The other difference is the theme of peace as shown in the two movies. The film Do the Right Thing maneuvers through its plot with an aim of establishing peace at the end of the story. As the movie draws to the end, Sal and Mookie resolves their issues and Sal decides to pay Mookie his dues and their relationships reconciles. In Tales from the Hood, each and every story ends with redemption whereby someone has to pay for their mistakes; thus, peace is not profound in the second film. It can be said Tales from the Hood is focused on magnifying the conflict in the story, and the resolution is taking responsibility, whereas Do the Right Thing is centered on resolving the conflict and finding peace among the involved parties.
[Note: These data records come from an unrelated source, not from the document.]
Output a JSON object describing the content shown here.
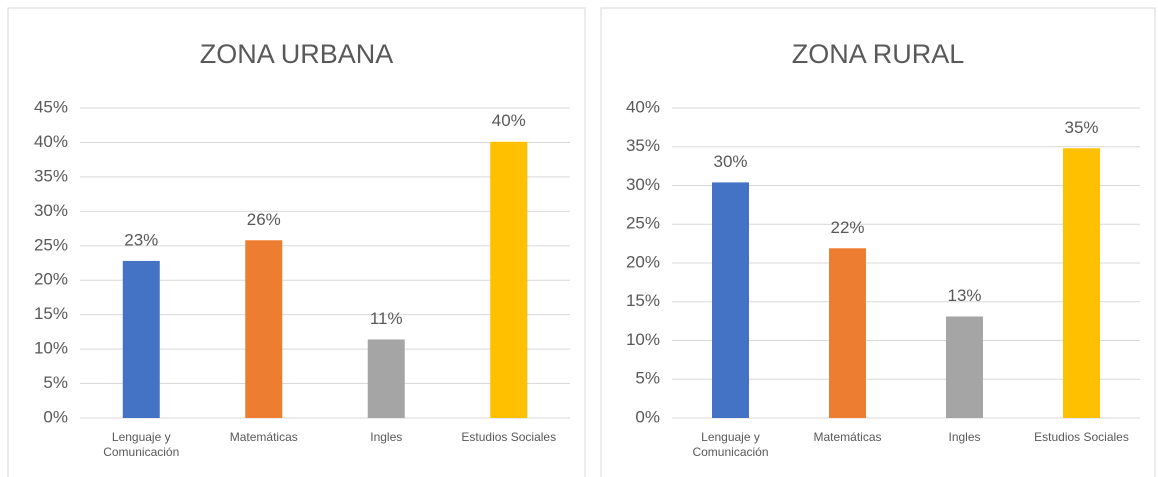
{
  "chart_data": [
    {
      "type": "bar",
      "title": "ZONA URBANA",
      "categories": [
        "Lenguaje y Comunicación",
        "Matemáticas",
        "Ingles",
        "Estudios Sociales"
      ],
      "values": [
        22.8,
        25.8,
        11.4,
        40.1
      ],
      "value_labels": [
        "23%",
        "26%",
        "11%",
        "40%"
      ],
      "colors": [
        "#4472c4",
        "#ed7d31",
        "#a5a5a5",
        "#ffc000"
      ],
      "ylim": [
        0,
        45
      ],
      "yticks": [
        {
          "value": 0,
          "label": "0%"
        },
        {
          "value": 5,
          "label": "5%"
        },
        {
          "value": 10,
          "label": "10%"
        },
        {
          "value": 15,
          "label": "15%"
        },
        {
          "value": 20,
          "label": "20%"
        },
        {
          "value": 25,
          "label": "25%"
        },
        {
          "value": 30,
          "label": "30%"
        },
        {
          "value": 35,
          "label": "35%"
        },
        {
          "value": 40,
          "label": "40%"
        },
        {
          "value": 45,
          "label": "45%"
        }
      ],
      "grid": true
    },
    {
      "type": "bar",
      "title": "ZONA RURAL",
      "categories": [
        "Lenguaje y Comunicación",
        "Matemáticas",
        "Ingles",
        "Estudios Sociales"
      ],
      "values": [
        30.4,
        21.9,
        13.1,
        34.8
      ],
      "value_labels": [
        "30%",
        "22%",
        "13%",
        "35%"
      ],
      "colors": [
        "#4472c4",
        "#ed7d31",
        "#a5a5a5",
        "#ffc000"
      ],
      "ylim": [
        0,
        40
      ],
      "yticks": [
        {
          "value": 0,
          "label": "0%"
        },
        {
          "value": 5,
          "label": "5%"
        },
        {
          "value": 10,
          "label": "10%"
        },
        {
          "value": 15,
          "label": "15%"
        },
        {
          "value": 20,
          "label": "20%"
        },
        {
          "value": 25,
          "label": "25%"
        },
        {
          "value": 30,
          "label": "30%"
        },
        {
          "value": 35,
          "label": "35%"
        },
        {
          "value": 40,
          "label": "40%"
        }
      ],
      "grid": true
    }
  ]
}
The two films, Do the Right Thing and Tales and Tales from the Hood, revolve mainly around the theme of racism. Both of them exploit the different angles of racism and the role of community in either resolving or alleviating the problem. Using racial discrimination as the central theme, the plots of the stories are developed only to be having different approaches to tackling the problem. Do the Right Thing discusses the issue with an aim of bringing about understanding into the matter, while Tales from the Hood is calling out for justice of what the African Americans endured in the hands of the white. In conclusion, both works have done a good job in communicating the common theme of racism from different perspectives.
Bolden, Christian. “Tales From the Hood: An Emic Perspective on Gang Joining and Gang Desistance.” Criminal Justice Review, vol. 38, no. 4, 2013, pp. 473-90.
Doherty, Thomas. “Do the Right Thing Spike Lee.” Film Quarterly, vol. 43, no. 2, 1989, pp. 35-40.